Web3 und Metaversum im Bundestag
Sowas nennt man im Sport ein ungleiches Duell: An diesem Mittwoch traten neun geladene Expert:innen zur Anhörung im Ausschuss für Digitales des Bundestags an, um über die Chancen, vor allem aber die Risiken von Blockchain, Metaversum, Kryptowährungen und Co. Auskunft zu geben. Es überwog – auch aufgrund der Auswahl der geladenen Redner:innen – die Kritik.

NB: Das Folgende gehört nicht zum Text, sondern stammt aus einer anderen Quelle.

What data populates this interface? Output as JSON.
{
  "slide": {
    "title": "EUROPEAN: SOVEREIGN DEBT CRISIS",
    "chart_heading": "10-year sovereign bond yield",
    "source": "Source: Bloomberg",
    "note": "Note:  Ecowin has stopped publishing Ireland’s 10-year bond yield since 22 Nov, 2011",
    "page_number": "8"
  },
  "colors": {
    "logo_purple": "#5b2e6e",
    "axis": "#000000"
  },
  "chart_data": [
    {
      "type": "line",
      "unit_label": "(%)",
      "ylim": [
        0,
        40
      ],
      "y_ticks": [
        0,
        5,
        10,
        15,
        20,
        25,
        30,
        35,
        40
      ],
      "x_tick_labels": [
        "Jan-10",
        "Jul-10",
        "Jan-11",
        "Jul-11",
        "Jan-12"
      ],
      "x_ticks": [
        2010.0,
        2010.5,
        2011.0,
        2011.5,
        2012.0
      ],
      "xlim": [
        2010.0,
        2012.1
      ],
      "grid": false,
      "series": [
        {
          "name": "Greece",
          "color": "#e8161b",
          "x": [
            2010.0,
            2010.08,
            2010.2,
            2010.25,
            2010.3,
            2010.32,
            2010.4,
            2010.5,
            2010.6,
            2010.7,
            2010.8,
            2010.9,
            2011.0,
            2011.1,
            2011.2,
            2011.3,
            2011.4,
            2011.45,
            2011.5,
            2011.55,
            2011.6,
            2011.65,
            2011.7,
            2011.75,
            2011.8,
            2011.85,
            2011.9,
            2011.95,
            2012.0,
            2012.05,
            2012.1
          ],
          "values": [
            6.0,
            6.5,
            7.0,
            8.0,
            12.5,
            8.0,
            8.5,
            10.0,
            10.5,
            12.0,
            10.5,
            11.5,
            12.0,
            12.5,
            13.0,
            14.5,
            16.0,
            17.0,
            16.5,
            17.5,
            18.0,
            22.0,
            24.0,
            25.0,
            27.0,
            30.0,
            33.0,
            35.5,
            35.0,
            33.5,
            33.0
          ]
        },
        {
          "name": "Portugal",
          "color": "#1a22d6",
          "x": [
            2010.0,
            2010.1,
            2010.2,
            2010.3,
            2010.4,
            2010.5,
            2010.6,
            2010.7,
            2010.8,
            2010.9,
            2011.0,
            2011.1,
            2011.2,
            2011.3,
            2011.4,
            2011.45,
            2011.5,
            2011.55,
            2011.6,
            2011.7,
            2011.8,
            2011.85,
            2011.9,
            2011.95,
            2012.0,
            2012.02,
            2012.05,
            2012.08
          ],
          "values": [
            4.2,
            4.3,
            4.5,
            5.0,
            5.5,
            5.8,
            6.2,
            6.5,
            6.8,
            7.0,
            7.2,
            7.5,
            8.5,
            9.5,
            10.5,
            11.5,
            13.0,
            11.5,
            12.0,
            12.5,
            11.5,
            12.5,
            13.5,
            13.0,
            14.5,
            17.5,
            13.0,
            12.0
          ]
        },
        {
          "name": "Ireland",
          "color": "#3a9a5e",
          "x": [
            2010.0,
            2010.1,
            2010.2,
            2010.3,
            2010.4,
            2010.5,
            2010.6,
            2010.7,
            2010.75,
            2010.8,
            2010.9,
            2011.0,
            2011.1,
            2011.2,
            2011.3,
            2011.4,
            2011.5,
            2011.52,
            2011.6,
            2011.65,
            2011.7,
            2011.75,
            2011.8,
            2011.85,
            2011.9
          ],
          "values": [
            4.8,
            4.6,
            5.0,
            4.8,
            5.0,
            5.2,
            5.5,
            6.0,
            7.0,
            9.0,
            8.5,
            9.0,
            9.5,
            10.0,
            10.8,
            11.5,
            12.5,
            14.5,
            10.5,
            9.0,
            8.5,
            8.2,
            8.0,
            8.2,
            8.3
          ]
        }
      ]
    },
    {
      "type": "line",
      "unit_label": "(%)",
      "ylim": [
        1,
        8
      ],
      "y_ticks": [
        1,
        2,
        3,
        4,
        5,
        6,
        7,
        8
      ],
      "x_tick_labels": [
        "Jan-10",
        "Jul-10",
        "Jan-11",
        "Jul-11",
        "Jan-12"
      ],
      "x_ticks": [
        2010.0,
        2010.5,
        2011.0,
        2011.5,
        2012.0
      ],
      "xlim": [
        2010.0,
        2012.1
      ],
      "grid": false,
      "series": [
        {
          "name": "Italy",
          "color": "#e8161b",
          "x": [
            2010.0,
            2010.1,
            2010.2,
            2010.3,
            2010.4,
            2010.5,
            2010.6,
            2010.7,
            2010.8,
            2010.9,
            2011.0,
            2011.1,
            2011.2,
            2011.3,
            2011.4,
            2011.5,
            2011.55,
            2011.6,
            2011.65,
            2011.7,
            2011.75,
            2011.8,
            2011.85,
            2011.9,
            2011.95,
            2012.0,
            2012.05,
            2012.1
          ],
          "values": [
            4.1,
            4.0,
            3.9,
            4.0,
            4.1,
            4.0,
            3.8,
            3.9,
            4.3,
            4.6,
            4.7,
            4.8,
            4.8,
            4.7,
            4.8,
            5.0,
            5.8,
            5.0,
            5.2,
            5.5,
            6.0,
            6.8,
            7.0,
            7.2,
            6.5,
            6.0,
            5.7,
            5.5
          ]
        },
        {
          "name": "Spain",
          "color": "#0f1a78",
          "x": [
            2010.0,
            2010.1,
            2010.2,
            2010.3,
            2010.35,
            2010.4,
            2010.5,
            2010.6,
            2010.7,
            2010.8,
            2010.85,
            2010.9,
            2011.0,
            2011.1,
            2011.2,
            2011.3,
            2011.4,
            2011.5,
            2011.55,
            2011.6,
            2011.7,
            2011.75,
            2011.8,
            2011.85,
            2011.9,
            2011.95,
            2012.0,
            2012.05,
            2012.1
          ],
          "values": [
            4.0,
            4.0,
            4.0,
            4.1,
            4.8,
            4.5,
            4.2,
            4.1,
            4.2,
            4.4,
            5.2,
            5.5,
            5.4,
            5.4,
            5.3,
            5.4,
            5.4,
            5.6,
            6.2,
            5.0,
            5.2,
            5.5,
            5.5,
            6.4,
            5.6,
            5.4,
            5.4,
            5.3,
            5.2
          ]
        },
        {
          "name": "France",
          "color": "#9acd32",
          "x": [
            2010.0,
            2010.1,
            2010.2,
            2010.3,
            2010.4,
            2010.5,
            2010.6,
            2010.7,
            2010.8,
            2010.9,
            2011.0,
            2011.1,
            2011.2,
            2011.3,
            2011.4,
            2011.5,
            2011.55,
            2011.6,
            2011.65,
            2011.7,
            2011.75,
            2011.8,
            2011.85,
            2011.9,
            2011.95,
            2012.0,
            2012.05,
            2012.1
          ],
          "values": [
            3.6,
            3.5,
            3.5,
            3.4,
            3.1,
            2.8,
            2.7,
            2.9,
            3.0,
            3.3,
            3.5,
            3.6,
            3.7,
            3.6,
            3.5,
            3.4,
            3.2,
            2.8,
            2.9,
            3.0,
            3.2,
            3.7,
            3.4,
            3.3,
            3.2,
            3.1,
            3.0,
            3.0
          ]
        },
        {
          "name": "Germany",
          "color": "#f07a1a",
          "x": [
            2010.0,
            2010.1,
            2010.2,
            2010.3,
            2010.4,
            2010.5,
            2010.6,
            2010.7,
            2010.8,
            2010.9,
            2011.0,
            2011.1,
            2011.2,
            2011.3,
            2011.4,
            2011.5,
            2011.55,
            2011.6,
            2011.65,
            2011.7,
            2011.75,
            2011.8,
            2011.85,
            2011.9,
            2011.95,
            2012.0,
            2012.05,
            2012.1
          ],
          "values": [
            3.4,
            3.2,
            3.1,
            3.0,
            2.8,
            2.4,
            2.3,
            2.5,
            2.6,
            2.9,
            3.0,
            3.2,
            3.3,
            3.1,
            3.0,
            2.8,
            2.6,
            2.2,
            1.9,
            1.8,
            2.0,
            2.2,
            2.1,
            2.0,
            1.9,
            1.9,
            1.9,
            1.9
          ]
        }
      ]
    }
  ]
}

So meldete Malte Engeler, Richter am Verwaltungsgericht Schleswig-Holstein, fundamentale rechtspolitische, grund- und datenschutzrechtliche Bedenken in Bezug auf ein „Blockchain-basiertes und eigentumsrechtlich aufgeladenes Web3“ an. Einer technologischen und rechtlichen Etablierung der Technologie wie etwa in einem Metaversum sei entschieden entgegenzutreten. Engelers Urteil: „Ein Netz, das nicht vergisst, ist mit der Menschenwürde inkompatibel.“
Auch die US-Entwicklerin und Web3-Kritikerin Molly White prangerte die aus ihrer Sicht unsinnige Speicherung personenbezogener Daten in unveränderbaren Blockchains an. Den vermeintlichen Nutzen der Dezentralisierung könne sie nicht erkennen. Die Macht bleibe zentral gebündelt.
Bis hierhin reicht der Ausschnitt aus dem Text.